Try to look back and remember the times in your dance journey when you have been successful and how that felt. Think about how enjoyable dance is for you and how much you love dance to help you see the other side of rejection. This will help re-motivate you and remind you of why you dance. It will also help to reduce the negative or unpleasant emotions you may feel and increase the feeling of more positive emotions.

4. Remember your self-worth and value.

Don’t take the rejection personally. It is one situation that someone has decided you are not right for. And this is often due to reasons outside of your control. Remember, that one rejection does not dictate all possible future opportunities. It is not everyone in the dance industry rejecting you and there will be other chances where you can attend and be successful. Try using positive self-talk (i.e., your inner voice) to remind yourself that you are enough, and success will happen. In the same list as the questions prompting you to use cognitive reappraisal, write some affirmations for your self-talk following rejection that remind you of your worth and value both as a dancer and as a person.
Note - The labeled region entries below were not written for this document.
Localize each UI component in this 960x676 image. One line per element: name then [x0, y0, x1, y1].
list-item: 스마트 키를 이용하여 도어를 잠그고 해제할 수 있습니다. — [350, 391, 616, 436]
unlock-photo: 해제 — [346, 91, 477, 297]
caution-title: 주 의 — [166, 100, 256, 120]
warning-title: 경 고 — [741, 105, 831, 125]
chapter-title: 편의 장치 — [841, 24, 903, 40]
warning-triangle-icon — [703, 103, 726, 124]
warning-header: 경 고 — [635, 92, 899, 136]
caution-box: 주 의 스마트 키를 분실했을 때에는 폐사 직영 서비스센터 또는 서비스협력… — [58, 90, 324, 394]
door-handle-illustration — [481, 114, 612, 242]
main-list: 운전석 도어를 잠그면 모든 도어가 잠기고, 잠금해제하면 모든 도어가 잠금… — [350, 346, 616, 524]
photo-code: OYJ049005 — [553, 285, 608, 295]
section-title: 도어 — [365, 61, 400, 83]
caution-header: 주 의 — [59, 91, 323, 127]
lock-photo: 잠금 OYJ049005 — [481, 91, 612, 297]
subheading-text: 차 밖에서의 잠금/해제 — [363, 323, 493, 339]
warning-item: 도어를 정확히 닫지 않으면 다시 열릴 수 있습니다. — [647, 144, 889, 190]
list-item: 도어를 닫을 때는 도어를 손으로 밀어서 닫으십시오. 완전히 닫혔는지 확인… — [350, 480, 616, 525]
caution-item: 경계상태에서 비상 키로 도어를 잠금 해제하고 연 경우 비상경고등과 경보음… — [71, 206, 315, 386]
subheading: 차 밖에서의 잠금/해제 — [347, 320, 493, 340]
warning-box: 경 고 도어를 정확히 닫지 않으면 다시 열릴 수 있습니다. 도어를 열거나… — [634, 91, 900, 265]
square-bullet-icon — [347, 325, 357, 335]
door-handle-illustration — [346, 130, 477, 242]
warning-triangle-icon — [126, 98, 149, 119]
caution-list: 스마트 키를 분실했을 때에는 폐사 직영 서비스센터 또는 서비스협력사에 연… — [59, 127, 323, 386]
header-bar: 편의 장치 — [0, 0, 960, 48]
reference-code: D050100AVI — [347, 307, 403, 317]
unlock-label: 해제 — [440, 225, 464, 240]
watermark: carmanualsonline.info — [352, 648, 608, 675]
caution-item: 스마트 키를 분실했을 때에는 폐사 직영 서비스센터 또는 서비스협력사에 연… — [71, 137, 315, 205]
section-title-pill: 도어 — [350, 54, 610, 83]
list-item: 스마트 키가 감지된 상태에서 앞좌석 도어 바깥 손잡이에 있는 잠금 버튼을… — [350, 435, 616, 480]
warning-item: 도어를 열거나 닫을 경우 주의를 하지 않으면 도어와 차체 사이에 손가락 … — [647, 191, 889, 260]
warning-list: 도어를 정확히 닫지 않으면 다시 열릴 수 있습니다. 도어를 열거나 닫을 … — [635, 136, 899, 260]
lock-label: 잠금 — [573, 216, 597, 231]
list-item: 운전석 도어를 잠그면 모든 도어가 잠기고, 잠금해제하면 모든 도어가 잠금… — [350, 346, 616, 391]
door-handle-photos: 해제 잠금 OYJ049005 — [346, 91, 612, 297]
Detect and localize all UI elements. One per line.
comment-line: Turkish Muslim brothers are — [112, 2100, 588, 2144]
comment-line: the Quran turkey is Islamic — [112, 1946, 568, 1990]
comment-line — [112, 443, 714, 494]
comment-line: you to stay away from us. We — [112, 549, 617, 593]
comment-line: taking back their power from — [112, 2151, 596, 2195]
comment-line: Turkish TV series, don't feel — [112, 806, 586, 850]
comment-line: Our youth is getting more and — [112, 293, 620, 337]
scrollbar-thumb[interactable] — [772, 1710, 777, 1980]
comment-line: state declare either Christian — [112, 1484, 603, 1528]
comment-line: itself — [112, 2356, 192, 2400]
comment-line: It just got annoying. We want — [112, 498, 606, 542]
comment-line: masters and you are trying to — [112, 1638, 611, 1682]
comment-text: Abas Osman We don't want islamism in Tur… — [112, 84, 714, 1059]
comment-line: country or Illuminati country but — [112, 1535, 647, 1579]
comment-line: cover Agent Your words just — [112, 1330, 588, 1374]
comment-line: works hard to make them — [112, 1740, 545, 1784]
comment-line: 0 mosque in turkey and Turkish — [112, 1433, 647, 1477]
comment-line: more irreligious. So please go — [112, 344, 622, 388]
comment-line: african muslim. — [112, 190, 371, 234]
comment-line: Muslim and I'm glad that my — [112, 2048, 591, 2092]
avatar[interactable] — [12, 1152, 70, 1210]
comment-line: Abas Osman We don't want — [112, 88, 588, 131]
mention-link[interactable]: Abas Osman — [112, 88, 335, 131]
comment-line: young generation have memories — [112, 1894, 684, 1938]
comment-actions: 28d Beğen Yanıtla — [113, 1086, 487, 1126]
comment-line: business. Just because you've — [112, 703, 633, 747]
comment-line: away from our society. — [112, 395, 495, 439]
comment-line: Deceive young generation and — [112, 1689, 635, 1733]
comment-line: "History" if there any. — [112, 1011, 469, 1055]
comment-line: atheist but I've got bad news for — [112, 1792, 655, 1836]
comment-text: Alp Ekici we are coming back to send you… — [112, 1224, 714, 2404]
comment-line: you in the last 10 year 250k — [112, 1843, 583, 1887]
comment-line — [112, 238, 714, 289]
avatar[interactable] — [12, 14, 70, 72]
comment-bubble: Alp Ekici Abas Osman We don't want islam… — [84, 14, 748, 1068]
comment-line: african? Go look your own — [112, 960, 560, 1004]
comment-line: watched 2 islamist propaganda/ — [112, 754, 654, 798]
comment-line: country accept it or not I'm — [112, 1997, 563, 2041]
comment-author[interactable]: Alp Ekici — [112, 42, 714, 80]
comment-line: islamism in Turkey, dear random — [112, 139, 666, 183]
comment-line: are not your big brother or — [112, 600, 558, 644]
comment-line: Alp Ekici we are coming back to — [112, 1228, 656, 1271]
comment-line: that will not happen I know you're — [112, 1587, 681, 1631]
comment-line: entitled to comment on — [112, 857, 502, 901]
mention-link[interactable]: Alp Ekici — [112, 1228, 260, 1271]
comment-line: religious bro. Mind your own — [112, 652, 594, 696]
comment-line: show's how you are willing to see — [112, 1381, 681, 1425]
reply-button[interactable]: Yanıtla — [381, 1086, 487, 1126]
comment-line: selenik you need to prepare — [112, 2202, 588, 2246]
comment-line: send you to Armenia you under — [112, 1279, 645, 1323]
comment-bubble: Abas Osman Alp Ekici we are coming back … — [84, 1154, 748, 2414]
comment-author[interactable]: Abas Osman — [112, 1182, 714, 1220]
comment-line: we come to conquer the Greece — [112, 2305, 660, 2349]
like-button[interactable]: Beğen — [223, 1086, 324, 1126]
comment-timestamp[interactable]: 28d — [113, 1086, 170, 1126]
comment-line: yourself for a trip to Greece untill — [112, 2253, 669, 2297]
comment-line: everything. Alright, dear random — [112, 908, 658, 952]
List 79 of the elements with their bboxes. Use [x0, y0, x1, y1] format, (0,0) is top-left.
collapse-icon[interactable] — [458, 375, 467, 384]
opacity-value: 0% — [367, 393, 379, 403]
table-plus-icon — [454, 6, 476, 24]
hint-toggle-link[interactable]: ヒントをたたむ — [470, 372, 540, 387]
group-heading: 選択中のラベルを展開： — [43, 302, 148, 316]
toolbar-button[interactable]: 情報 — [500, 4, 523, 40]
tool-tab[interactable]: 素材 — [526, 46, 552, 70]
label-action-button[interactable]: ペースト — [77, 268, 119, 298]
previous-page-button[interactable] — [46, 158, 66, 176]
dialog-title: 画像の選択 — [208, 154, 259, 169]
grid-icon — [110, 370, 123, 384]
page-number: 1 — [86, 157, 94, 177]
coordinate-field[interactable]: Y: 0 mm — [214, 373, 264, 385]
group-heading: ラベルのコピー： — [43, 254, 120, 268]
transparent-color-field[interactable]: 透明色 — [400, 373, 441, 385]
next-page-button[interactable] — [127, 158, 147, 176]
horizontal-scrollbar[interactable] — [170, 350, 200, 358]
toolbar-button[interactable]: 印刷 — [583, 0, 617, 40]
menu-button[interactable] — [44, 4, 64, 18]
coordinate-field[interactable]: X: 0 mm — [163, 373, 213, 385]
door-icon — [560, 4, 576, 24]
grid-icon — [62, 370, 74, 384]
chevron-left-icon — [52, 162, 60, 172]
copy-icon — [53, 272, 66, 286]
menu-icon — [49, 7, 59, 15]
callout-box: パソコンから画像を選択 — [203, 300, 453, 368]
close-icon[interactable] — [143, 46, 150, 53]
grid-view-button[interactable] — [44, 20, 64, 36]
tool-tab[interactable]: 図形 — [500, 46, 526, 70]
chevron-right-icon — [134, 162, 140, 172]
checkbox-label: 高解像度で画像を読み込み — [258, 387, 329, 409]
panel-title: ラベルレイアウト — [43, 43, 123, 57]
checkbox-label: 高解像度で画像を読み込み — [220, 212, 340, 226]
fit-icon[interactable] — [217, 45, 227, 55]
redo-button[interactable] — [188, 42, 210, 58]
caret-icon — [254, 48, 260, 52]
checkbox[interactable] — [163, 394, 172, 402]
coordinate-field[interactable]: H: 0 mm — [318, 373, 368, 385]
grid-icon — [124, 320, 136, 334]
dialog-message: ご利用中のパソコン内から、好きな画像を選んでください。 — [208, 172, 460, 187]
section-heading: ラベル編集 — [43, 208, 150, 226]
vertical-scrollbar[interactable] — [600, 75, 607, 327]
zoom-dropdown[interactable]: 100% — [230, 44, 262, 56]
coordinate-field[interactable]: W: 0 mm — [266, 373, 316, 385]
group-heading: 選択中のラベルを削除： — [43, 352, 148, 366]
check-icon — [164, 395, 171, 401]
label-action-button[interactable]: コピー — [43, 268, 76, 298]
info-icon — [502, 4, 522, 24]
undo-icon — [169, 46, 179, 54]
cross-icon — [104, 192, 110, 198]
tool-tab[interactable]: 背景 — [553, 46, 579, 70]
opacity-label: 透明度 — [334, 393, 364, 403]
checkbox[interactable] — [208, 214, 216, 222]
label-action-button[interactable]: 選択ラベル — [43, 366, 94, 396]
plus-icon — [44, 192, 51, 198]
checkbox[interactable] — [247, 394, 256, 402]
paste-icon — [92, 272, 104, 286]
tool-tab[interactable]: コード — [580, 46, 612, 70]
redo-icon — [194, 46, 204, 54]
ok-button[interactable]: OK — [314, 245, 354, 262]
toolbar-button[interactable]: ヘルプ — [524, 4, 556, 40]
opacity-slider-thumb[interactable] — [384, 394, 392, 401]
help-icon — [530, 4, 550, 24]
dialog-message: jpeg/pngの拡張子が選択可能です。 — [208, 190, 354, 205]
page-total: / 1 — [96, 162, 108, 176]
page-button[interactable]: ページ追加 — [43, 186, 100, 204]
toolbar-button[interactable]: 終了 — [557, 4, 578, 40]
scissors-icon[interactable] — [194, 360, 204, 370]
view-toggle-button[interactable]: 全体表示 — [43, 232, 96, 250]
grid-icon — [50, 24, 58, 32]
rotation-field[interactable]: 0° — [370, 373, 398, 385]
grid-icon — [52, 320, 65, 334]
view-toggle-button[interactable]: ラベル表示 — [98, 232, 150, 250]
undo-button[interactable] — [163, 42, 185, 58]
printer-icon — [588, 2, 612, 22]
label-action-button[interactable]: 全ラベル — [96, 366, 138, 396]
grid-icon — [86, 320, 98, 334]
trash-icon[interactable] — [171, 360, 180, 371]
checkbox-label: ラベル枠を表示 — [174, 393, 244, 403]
5. Accept support from those around you.

You may find yourself switching off from those around you after you have been rejected. That is ok if this is how you cope. But remember that support from others is critical to coping with rejection: this has been found in recent research amongst dancers who had been rejected (Milne & Neely, 2022). Support can help you to remind yourself of your worth, re-motivate you, and generally make you feel better. Try talking to your support network and advising them of the kind of support you would like to receive after a rejection. For example, you may like to be reminded you are good enough and you can do it, you may prefer that they emotionally console you and do not talk about the rejection, or you may ask them if you can simply vent to them.

We all cope in different ways and sometimes it takes time to work out how we as individuals best cope. These tips will help you begin your discovery into coping with rejection and will help you to keep it in perspective. Remember, a "no" can also mean "next opportunity!"


Milne, M. J., & Neely, K. C. (2022). Exploring female dancer’s emotions and coping

experiences following deselection: An interpretative phenomenological analysis. Psychology of Sport and Exercise, 63, 102289.